Das Hauptziel diese Konzeption ist die Erstellung und Optimierung eines kreisweiten Alltagsradnetzes.

Dieses Alltagsradnetz soll die Verbindungen zwischen den Kommunen, aber auch die Anbindung der jeweiligen Kommune an ihre bedeutenden Ortsteile und Unterziele, wie Schule, Arbeit oder Einkauf, für die im Alltag Radfahrenden sicherstellen.

Hinweis: Für weitere Informationen klicken Sie in diesen hier

Durch ein verändertes Umweltbewusstsein in Gesellschaft und Politik sowie durch die verstärkte Zunahme an elektrisch unterstützenden bzw. betriebenen Fahrrädern (Pedelecs und E-Bikes) wird der Radverkehrsanteil, auch in topographisch bewegten Regionen, in naher Zukunft weiter zunehmen.

Im Fokus dieses kreisweiten Radverkehrskonzeptes steht deshalb der Radfahrende im Alltagsverkehr.

Im Gegensatz zum touristischen Radfahrenden möchte der Alltagsradfahrende, also all jene, die auf dem Weg zur Arbeit, Ausbildung, Schule, Bahnhof oder für Erledigungen und Besuche das Fahrrad nutzen wollen, eine möglichst direkte, steigungs- und umwegarme Verbindung zu ihren jeweiligen Zielen nutzen können.

In einem kreisweiten Konzept liegt das Hauptaugenmerk auf den regionalen Verbindungen, also den Verbindungen zwischen den zentralen Orten. Hierbei existiert dann in der Regel nur eine Verbindung zwischen zwei Kommunen. Zwar wird angestrebt die Erreichbarkeit möglichst aller Quellen und Ziele des Radverkehrs zu ermöglichen. Es ist jedoch nicht in jedem Fall möglich jedes Ziel direkt einzubinden. Dies ist Aufgabe kommunaler Konzepte und Radverkehrsnetze.
Bei einem kommunalen Konzept stehen dagegen alle Ziele des Alltagsradverkehrs in den Grenzen der Kommune im Zentrum der Betrachtung, d.h. letztlich ist nahezu jeder Weg und jede Straße Teil eines solchen kommunalen Konzepts.

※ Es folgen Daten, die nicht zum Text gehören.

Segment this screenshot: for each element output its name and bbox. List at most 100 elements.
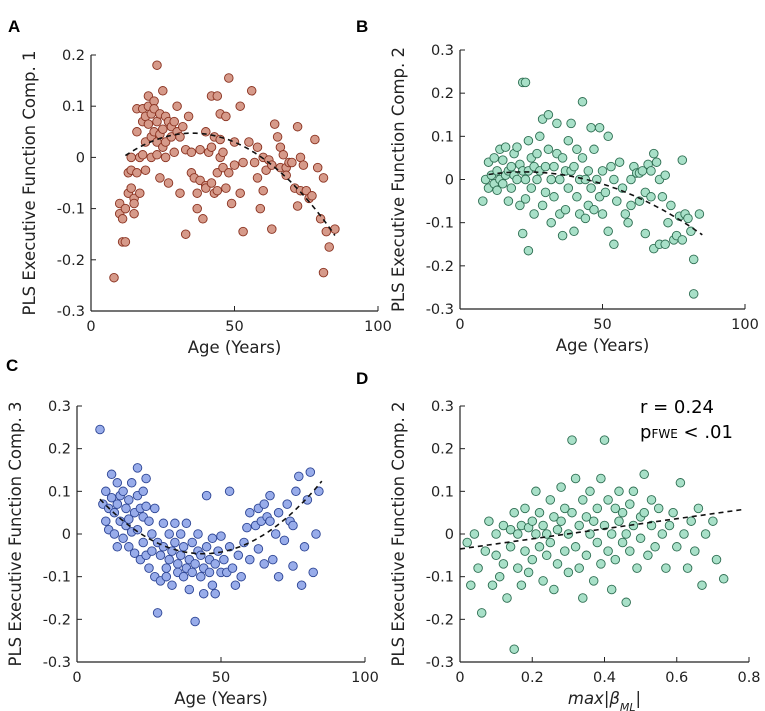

Im Rahmen dieses Projekts wird ein kreisweites Netz entwickelt, befahren und die Infrastruktur erfasst. Die Mängel der Infrastruktur werden analysiert und hieraus Maßnahmenvorschlägen zur Beseitigung und Optimierung der Radverkehrsverbindungen abgeleitet.

Wenn Sie etwas Zeit mitbringen, dann können Sie sich das folgende Video, in dem Ihnen der Ablauf des Projektes näher gebracht werden soll, gerne ansehen. Sollte Ihnen das Video nicht angezeigt werden, dann können Sie das Video alternativ auf YouTube betrachten.
Wenn Sie die verwendete Präsentation herunterladen wollen, dann klicken Sie auf folgenden Link.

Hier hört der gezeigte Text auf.